We have seen varying approximations of such a model in action internationally. One is the Humanitarian Data Exchange (HDX), owned by the United Nations Office for the Coordination of Humanitarian Affairs. On the HDX platform, a group of 250 organisations can share data, while a further refined and select set of organisations has the privilege of uploading data directly onto the platform itself. The data as well as the organisations they come from, are vetted and approved by the HDX. Data must be adequately aggregated and anonymised and must meet HDX’s standards of being “humanitarian” data that pertains to a crisis, its context, and the organisations working on said crises. The data can then be used by policy makers, relief organisations, researchers etc. Another example is the International Organisation for Migration’s (IOM) Global Migration Data Portal (MDP). Here, the IOM acts as a quasi-data steward in collating data from its 173 member states on 70 migration indicators, checking data for inconsistencies and maintaining confidentiality.

The Indian context, needless to say, would require a specifically tailored response suited to its everyday functional exigencies. For starters, both the quality and quantity of data on Indian migrants is lacking. In the specific case of the pandemic-induced migrant crisis, the federal ministry of labour and employment itself admitted the absence of data “maintained by the government on the number of migrant deaths that occurred due to restrictions imposed by the Covid-19 lockdown.” Private sector and civil society responses to the crisis at the time, like Facebook’s Data for Good or India Observatory’s CoAST India, used limited means and ad hoc data to deliver insights on movement of migrant population, map relief centers, and highlight the need for transport.

At a more general level, existing databases are insufficient for a data-informed response to a crisis. To start with, official estimates on the number of migrant workers in the country range as widely from 2.6 million to 80 million persons. Siloed databases, and varying ways of defining and registering workers have led to such discrepancies. Only 25% of India’s unorganised workers are registered under the Unorganised Workers’ Social Security Act, 2008. The Socio-Economic and Caste Census of 2011 concerns itself with limited sectors of work such as domestic help, construction, sanitation etc, leaving the picture incomplete.

Much of the digital data gathering on migrants in the COVID-19 crisis depended on location data on phones — a commodity one cannot assume the population group to possess across the board. Moreover, there are concerns regarding privacy violations, lack of accountability, and commercial bias with data collected in this manner. Techno-solutionist approaches in this case, have often failed to account for those who do not have access to technologies.

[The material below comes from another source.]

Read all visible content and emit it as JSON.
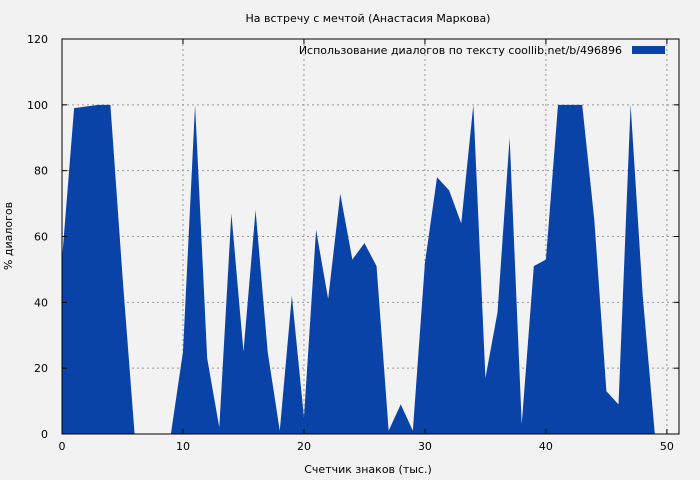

A rights-respecting, transparent and regulated data sharing mechanism between Indian labour unions, NGOs, civil society and government coupled with the standardisation and accountability measures as observed in the international models of the HDX and IOM could help pave the way for an Indian data stewardship model. This would represent migrant labourers’ interests and serve their needs, whilst also bringing them to the table to collectively bargain for their interests.